Who's Caring for You During Your Medical Visit?
Just like advances in medicine, who's providing your medical care is changing too. It's more common to be treated by a physician assistant or nurse practitioner, in addition to doctors and nurses. Physician assistants and nurse practitioners often work in primary care, as well as urgent care and specialty care. They’re an increasingly common and important part of the team guiding you to your best health.
It’s likely that a nurse practitioner (NP) or a physician assistant (PA) has already helped you. NPs and PAs are both considered advanced practice clinicians. Their role on your healthcare team improves your access to care, while reducing the time it takes to be evaluated and treated when you need it.
What is a Nurse Practitioner?
Nurse practitioners diagnose, monitor and treat medical conditions, perform physical exams, order diagnostic testing and write prescriptions—all with a focus on patient-centered care. This means that NPs work with patients to ensure that decisions about their health respect their wants, needs and preferences. This approach to care reduces underused and overuse of medical services, improves patient satisfaction with care, and improves their clinical outcomes.

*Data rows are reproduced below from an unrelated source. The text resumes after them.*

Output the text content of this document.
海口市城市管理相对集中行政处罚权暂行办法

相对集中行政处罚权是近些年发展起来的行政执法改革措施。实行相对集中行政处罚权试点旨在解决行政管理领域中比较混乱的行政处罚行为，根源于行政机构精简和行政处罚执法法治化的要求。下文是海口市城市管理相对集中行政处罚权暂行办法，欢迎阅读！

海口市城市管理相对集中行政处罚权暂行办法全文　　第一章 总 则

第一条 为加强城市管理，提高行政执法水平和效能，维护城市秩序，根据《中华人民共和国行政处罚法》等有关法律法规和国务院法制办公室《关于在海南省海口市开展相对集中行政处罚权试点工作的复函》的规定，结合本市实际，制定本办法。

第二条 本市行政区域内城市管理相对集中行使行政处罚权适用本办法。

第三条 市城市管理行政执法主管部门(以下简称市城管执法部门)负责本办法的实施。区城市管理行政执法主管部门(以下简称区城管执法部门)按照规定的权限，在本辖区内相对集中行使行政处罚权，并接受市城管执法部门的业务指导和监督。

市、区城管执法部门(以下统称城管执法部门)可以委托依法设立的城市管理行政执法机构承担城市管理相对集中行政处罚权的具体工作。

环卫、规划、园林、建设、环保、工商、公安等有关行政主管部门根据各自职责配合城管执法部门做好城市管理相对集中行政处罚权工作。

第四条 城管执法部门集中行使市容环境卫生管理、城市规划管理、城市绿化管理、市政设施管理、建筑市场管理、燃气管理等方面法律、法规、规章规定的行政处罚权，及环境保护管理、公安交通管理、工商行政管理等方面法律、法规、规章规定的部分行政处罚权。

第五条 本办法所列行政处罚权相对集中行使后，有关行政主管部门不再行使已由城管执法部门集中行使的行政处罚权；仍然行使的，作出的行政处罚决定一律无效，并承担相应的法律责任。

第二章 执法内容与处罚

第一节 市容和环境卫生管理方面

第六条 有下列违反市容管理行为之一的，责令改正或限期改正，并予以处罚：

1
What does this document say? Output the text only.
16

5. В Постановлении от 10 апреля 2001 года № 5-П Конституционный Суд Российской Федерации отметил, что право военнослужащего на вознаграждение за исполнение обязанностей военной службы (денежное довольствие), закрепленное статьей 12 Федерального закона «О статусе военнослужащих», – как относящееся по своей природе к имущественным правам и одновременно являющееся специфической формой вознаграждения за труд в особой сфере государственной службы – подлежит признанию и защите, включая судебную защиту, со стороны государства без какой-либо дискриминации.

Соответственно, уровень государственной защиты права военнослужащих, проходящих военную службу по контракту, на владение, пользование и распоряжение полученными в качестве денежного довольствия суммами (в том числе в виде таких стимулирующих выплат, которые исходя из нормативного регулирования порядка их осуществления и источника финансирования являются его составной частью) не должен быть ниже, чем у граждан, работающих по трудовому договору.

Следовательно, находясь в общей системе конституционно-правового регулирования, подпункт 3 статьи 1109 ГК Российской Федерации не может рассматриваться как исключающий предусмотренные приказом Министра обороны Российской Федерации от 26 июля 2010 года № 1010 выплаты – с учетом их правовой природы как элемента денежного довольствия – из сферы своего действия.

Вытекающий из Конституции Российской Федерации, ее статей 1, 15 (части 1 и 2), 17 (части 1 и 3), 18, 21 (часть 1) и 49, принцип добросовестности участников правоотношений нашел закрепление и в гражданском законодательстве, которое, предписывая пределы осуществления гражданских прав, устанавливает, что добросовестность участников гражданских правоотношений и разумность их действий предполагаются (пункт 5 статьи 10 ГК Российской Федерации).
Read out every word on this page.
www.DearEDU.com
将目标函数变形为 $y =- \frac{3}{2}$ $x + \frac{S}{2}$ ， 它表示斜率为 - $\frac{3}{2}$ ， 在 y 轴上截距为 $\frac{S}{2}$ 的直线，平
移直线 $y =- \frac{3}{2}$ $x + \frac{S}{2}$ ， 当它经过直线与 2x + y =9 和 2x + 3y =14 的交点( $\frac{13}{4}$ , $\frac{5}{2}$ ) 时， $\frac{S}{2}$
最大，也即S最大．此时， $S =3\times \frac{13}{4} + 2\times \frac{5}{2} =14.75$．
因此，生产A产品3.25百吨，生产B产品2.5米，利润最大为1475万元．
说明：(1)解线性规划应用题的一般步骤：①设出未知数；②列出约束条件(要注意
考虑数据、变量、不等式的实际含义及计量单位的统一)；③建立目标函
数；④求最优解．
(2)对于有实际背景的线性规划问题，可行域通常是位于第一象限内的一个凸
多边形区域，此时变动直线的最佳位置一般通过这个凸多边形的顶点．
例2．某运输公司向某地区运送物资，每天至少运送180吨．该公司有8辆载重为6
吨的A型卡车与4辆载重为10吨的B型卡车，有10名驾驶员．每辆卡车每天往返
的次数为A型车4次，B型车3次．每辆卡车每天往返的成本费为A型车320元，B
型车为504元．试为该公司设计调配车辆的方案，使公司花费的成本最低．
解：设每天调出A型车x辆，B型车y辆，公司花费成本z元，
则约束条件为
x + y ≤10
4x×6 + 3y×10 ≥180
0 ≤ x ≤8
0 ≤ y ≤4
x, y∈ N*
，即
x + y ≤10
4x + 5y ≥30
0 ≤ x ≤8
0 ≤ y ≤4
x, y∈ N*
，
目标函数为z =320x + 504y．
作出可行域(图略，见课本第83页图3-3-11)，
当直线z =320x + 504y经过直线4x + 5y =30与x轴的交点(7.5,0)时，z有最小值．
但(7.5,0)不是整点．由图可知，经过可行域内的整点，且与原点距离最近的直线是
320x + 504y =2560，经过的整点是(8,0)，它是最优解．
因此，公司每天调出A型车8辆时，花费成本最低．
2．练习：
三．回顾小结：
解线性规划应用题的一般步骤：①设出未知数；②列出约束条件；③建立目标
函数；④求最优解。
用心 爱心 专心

Certified nurse practitioners complete master’s or doctoral degree programs, and have advanced clinical training beyond their initial professional registered nurse preparation. Nurse practitioners must also pass rigorous national board exams before they’re certified in their chosen specialty or sub-specialty.
“Our nursing background emphasizes caring and compassion,” says Virtua nurse practitioner Catherine Baglieri, FNP. “We focus on health education and disease prevention, and we empower patients to make changes to improve their health.”
What is a Physician Assistant?
Physician assistants practice in primary care, specialty care, and surgery. They perform physical exams, diagnose and treat patients, prescribe medications, counsel patients on preventive care, and assist in surgery. PAs also make rounds in hospitals and nursing homes to supervise patient care.
Physician assistants undergo rigorous training. First, they complete a bachelor’s degree in biology or pre-med, and then go on to complete a master’s degree that focuses on a medical school curriculum. PAs must also pass a national certification exam. Afterward, they can become licensed in the state of their practice.
Like physicians, both PAs and NPs are required to complete continuing medical education throughout their careers as well.
Patients Are in Good Hands with an NP or PA
“Patients should feel at ease seeing an advanced practice clinician (NP or PA),” says Virtua physician assistant Kelly Paglione, PA. “They’re highly skilled, trusted healthcare providers who truly enjoy spending extra time educating patients and promoting wellness.”
Physician assistants and nurse practitioners work in collaboration with physicians in their practice. “Patients will, without a doubt, see the positive benefits of a team-based approach to care,” says Paglione.
The extensive training of NPs and PAs make them a valued part of any healthcare team, and their attention to care will make them valuable to you. They truly pride themselves on delivering exceptional care to their patients.